Per la Confederazione gli incentivi una tantum rimangono una misura debole se non resa strutturale. Il tema, assai rilevante, da affrontare è quello della qualità del lavoro femminile sia in termini di orari che di mansioni. E gli incentivi è apprezzabile che siano destinati all'occupazione a tempo indeterminato. Precarietà e lavoro povero sono assai diffusi tra le lavoratrici, ed è sempre bene ricordare le l’Italia è fanalino di coda per occupazione femminile in Europa. Gli ultimi dati Istat dicono nel gennaio 2024 si è registrato un tasso di occupazione femminile che sfiora il 53% mentre quello della media europea supera il 69%.
Ben oltre il 50% del lavoro part time è svolto dalle donne che non lo scelgono ma è imposto; insieme a questo il gender gap invece che ridursi si approfondisce, molto del lavoro povero è donna. “Un tema, quello del part-time – sottolineano Gabrielli e Ghiglione - che merita specifica attenzione perché generatore di lavoro povero e di una quota importante di lavoro irregolare in particolari settori, a partire da quelli dei servizi alle famiglie”.
Per le segretarie confederali è indispensabile chiudere con la stagione dei bonus e degli interventi spot, così come è indispensabile reintrodurre le clausole di condizionalità finalizzate all’assunzione delle donne per i bandi del Pnrr che questo governo ha eliminato.
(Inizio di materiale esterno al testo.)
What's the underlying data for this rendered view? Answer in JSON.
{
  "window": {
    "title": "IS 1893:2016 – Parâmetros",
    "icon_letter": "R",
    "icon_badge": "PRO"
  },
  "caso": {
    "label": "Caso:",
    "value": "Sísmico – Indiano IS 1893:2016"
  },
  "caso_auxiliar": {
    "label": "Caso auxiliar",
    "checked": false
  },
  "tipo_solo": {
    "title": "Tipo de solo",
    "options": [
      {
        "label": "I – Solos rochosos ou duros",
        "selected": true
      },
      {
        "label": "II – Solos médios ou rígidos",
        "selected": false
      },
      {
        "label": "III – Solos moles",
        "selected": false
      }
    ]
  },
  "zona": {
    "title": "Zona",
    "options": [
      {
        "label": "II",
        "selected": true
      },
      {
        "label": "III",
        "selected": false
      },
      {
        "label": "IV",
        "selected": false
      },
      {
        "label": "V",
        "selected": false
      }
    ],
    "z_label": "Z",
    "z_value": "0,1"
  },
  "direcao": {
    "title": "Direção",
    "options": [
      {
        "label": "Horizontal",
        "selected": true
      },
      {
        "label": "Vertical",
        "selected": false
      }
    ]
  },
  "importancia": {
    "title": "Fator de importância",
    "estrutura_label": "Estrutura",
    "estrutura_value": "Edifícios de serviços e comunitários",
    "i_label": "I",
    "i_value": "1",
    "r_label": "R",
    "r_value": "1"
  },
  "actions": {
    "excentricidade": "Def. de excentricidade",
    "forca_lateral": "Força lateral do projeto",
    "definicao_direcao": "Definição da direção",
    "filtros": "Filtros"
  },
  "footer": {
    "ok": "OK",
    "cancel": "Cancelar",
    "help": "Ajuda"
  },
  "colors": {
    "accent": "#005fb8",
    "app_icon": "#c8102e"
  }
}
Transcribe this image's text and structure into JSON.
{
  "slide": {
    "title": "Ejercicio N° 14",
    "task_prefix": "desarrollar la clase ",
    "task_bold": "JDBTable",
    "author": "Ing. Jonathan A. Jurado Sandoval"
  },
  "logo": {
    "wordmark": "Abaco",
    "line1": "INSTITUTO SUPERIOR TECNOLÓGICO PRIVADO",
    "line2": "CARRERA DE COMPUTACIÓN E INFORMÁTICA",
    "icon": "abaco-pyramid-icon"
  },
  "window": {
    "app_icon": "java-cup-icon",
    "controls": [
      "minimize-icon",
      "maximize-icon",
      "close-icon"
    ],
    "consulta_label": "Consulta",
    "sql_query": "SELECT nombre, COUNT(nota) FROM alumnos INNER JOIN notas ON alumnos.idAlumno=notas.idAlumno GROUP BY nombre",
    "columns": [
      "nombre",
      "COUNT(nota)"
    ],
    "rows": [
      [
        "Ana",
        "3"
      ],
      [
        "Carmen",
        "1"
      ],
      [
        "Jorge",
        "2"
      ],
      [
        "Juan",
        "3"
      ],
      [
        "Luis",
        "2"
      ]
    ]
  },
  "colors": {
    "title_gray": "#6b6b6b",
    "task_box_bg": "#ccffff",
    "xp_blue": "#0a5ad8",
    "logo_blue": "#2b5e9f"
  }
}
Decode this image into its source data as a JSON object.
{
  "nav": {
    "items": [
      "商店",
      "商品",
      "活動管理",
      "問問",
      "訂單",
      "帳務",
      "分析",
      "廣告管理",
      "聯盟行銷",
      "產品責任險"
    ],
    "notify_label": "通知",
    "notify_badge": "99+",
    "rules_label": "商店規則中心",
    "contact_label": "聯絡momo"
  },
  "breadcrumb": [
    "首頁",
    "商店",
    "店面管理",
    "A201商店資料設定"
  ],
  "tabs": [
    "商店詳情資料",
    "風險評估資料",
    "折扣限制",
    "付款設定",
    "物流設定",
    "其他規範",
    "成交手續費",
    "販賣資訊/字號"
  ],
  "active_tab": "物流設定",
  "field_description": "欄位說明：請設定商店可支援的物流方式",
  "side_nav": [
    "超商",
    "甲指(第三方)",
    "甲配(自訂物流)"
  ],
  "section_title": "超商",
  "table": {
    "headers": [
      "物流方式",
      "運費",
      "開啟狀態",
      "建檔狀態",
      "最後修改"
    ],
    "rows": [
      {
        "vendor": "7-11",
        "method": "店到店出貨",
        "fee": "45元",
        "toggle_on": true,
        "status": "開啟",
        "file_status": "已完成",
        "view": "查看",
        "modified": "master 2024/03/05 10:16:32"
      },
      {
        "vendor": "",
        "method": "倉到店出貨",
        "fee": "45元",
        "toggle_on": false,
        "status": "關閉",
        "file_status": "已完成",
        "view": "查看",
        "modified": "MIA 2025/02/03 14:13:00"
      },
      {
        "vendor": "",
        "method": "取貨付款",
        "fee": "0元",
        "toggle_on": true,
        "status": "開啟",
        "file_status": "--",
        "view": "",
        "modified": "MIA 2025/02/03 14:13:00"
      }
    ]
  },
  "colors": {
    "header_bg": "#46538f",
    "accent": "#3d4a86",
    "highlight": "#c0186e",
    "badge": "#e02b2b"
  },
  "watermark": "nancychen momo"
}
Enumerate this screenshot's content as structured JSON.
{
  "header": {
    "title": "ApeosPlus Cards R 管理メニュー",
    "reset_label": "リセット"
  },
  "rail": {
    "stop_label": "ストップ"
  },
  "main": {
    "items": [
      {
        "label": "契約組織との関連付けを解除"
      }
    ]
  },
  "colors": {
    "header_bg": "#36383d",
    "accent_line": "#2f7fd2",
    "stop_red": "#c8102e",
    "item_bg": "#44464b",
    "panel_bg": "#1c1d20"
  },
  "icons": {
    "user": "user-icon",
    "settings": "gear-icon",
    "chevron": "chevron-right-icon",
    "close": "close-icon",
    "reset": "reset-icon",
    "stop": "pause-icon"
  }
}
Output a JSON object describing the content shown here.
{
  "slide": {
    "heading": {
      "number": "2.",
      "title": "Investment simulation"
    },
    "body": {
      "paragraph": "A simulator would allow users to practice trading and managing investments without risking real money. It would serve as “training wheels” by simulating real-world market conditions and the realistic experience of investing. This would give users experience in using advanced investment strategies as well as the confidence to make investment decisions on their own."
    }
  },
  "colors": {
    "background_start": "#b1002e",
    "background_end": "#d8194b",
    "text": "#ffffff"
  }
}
Lo scopo di quella clausola era, e dovrà tornare ad essere, non solo quella di far aumentare l’occupazione femminile in generale, ma di riuscire a rompere la segregazione orizzontale che vede le donne assai poco presenti in alcuni settori del mercato del lavoro.
Una richiesta alle ministre Ghiglione e Gabrielli l’hanno inviata: quella di promuovere finalmente un confronto vero, che veda sul tavolo politiche, provvedimenti e risorse per finanziarli e la disponibilità al confronto. Magari dando vita a “incontri ristretti” per poter approfondire.
Secondo le dirigenti sindacali è necessario riprendere la discussione rispetto alla Certificazione di parità, strumento previsto dal Pnrr ma non se ne sa nulla. È indispensabile che il governo convochi al più presto il tavolo di lavoro permanente sulla certificazione di genere alle imprese; si è riunito una sola volta il 13 settembre 2022, a Palazzo Chigi c’era ancora Mario Draghi.
Il sindacato può svolgere e dovrebbe svolgere su questi temi – a cominciare dalle strategie utili a promuovere occupazione femminile di qualità - un ruolo importante; ma perché questo sia possibile occorre riattivare e rendere realmente operativi i vari luoghi di confronto, a partire dal Comitato nazionale di parità del ministero del Lavoro, scaduto ormai a luglio 2022, e dall’Osservatorio sull’integrazione delle Politiche di genere.